UK finance minister draws up welfare cuts to balance books, BBC reports

LONDON (Reuters) -Britain’s finance minister Rachel Reeves is planning cuts to welfare and other departmental spending of several billion pounds after her financial headroom was wiped out, the BBC reported.

Reeves will deliver her Spring Statement on March 26, but economic headwinds since the October budget mean she will have to find more money in order to meet her fiscal rules.

Savings worth several billion pounds will come from Britain’s welfare budget with health-related benefits targeted, the BBC reported, in moves which could be politically painful for the Labour government.

“The government’s commitment to fiscal rules and sound public finances is non-negotiable,” a Treasury spokesperson said in response to the report, adding that the department did not comment on speculation around official forecasts.

In October, the Office of Budget Responsibility (OBR), Britain’s official forecaster, had indicated that Reeves had 9.9 billion pounds of headroom.

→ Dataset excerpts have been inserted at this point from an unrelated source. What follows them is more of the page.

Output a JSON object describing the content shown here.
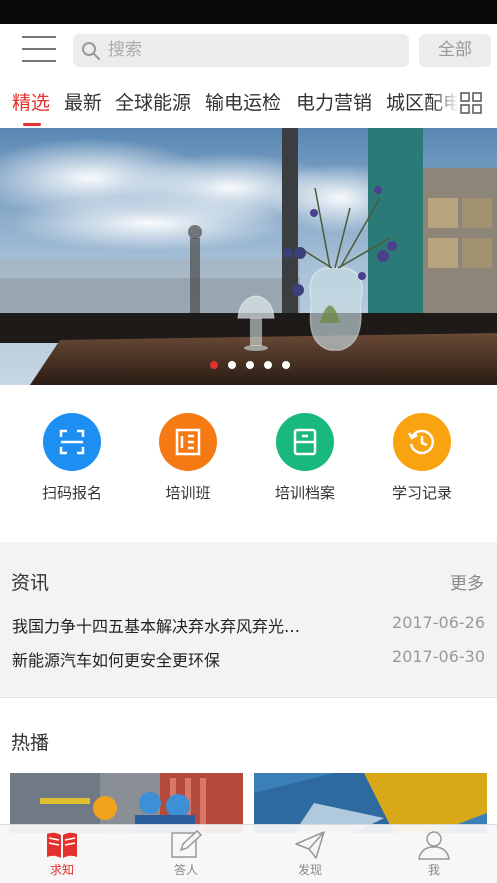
{
  "search": {
    "placeholder": "搜索",
    "all_label": "全部"
  },
  "tabs": [
    {
      "label": "精选",
      "active": true
    },
    {
      "label": "最新"
    },
    {
      "label": "全球能源"
    },
    {
      "label": "输电运检"
    },
    {
      "label": "电力营销"
    },
    {
      "label": "城区配电"
    }
  ],
  "banner": {
    "slides": 5,
    "current": 1
  },
  "quick_actions": [
    {
      "label": "扫码报名",
      "icon": "scan-icon",
      "color": "#1e8ff2"
    },
    {
      "label": "培训班",
      "icon": "training-class-icon",
      "color": "#f67a14"
    },
    {
      "label": "培训档案",
      "icon": "archive-icon",
      "color": "#19b97d"
    },
    {
      "label": "学习记录",
      "icon": "history-icon",
      "color": "#f8a30f"
    }
  ],
  "news": {
    "title": "资讯",
    "more": "更多",
    "items": [
      {
        "title": "我国力争十四五基本解决弃水弃风弃光…",
        "date": "2017-06-26"
      },
      {
        "title": "新能源汽车如何更安全更环保",
        "date": "2017-06-30"
      }
    ]
  },
  "hot": {
    "title": "热播"
  },
  "tabbar": [
    {
      "label": "求知",
      "icon": "book-icon",
      "active": true
    },
    {
      "label": "答人",
      "icon": "edit-icon"
    },
    {
      "label": "发现",
      "icon": "paper-plane-icon"
    },
    {
      "label": "我",
      "icon": "person-icon"
    }
  ],
  "colors": {
    "accent": "#e3312d",
    "section_bg": "#f3f3f5"
  }
}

The BBC quoted a government insider as saying “clearly the world has changed” since then, with economic data largely turning against Reeves and worries over slowing growth and U.S. tariffs.

“The Office for Budget Responsibility will reflect that changing world in its forecasts later this month and a changing world will be a core feature of the chancellor’s response later this month,” the insider was quoted as saying.

Her proposed cuts to balance the books will be put to the OBR on Wednesday, the BBC said.